The state of Alabama issued a request for proposal (RFP) in an effort to solicit bids from vendors to build and maintain the LTE radio access network (RAN) in the state, if the governor chooses to pursue the opt-out alternative to FirstNet, becoming the second state in the U.S. to conduct such a procurement.

Bidders are required to submit proposals to the state of Alabama by 4 p.m.
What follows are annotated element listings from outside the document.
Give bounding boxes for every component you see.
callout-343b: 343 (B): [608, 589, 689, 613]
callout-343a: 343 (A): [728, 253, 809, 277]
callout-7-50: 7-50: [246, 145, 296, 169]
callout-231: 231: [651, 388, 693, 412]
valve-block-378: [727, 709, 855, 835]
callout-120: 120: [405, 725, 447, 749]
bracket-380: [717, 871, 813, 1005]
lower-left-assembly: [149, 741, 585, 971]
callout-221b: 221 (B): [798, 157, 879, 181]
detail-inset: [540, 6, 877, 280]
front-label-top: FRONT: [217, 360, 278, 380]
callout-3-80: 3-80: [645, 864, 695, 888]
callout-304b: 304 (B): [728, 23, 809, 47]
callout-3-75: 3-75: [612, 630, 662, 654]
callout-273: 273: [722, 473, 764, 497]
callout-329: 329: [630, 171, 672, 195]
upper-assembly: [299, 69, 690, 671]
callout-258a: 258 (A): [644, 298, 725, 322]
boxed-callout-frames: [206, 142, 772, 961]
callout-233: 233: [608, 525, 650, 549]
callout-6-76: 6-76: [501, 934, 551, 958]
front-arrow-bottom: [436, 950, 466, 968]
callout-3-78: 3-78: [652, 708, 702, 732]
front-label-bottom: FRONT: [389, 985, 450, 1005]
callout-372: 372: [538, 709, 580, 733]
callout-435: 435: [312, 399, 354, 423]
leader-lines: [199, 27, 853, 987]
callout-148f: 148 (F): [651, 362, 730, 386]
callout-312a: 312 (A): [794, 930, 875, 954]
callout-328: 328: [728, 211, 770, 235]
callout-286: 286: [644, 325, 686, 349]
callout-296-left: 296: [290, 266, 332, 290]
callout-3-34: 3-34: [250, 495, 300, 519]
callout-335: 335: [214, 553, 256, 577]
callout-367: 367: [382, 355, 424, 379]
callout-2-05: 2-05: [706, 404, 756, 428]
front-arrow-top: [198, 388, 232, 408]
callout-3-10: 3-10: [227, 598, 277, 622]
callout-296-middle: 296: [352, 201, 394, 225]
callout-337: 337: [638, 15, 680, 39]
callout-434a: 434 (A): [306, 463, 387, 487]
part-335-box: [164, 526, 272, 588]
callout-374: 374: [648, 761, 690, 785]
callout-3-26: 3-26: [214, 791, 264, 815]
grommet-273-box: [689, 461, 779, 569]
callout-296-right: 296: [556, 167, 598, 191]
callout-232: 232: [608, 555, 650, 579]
EST on Oct. 14, and the state plans to announce its potential partner by mid-January, according to the RFP. However, the RFP contains numerous references to the fact that Alabama only would build the 700 MHz RAN within its borders, if the state chooses to opt out of FirstNet and build the RAN on its own, instead of letting FirstNet and its contractor deploy it.

“This RFP is not an offer to contract but seeks the submission of proposals from interested service providers that may form the basis for negotiation of a contract,” the Alabama procurement document states.

In a statement e-mailed to IWCE’s Urgent Communications, a state of Alabama spokesperson noted that the RFP should not be perceived as an indication that any decisions have been made regarding the FirstNet opt-out alternative.

“The state of Alabama is issuing this request for proposal (RFP) to be proactive and initiate the process to gather information and consider any all options available to the state,” according to the statement. “The decision to issue this RFP prior to receiving the state plan from FirstNet was made to ensure Governor [Robert] Bentley can start the decision-making process and will have sufficient time and information to make the best decision for the first responders and the citizens of the state of Alabama. 

“Alabama has not made a decision to opt-in or opt-out of the FirstNet state plan.” 

Alabama’s RFP release follows the recent conclusion of a similar procurement process in the state of New Hampshire, which announced that Rivada Networks would have the exclusive rights to negotiate a contract for a RAN deployment in New Hampshire, if that state chooses to opt out of FirstNet.

Chris Moore, senior vice president for Rivada Networks, said the company is “reviewing the Alabama RFP with interest” when asked whether Rivada Networks would submit a bid.

FirstNet is charged with building a nationwide public-safety broadband network (PSBN) on 20 MHz of 700 MHz spectrum. Governors of states and territories are expected to announce next summer whether their jurisdictions will accept the FirstNet state plan or pursue the opt-out alternative included in the 2012 law that created FirstNet.

Issued by the Alabama Law Enforcement Agency (ALEA), the RFP acknowledges the need for Alabama to get approvals from the FCC and the National Telecommunications and Information Administration (NTIA), as well as negotiate a spectrum-lease agreement with FirstNet, before it can build the proposed RAN. The RFP also includes statements indicating Alabama officials’ belief that the state should be able to keep revenues generated from the proposed RAN network within the state.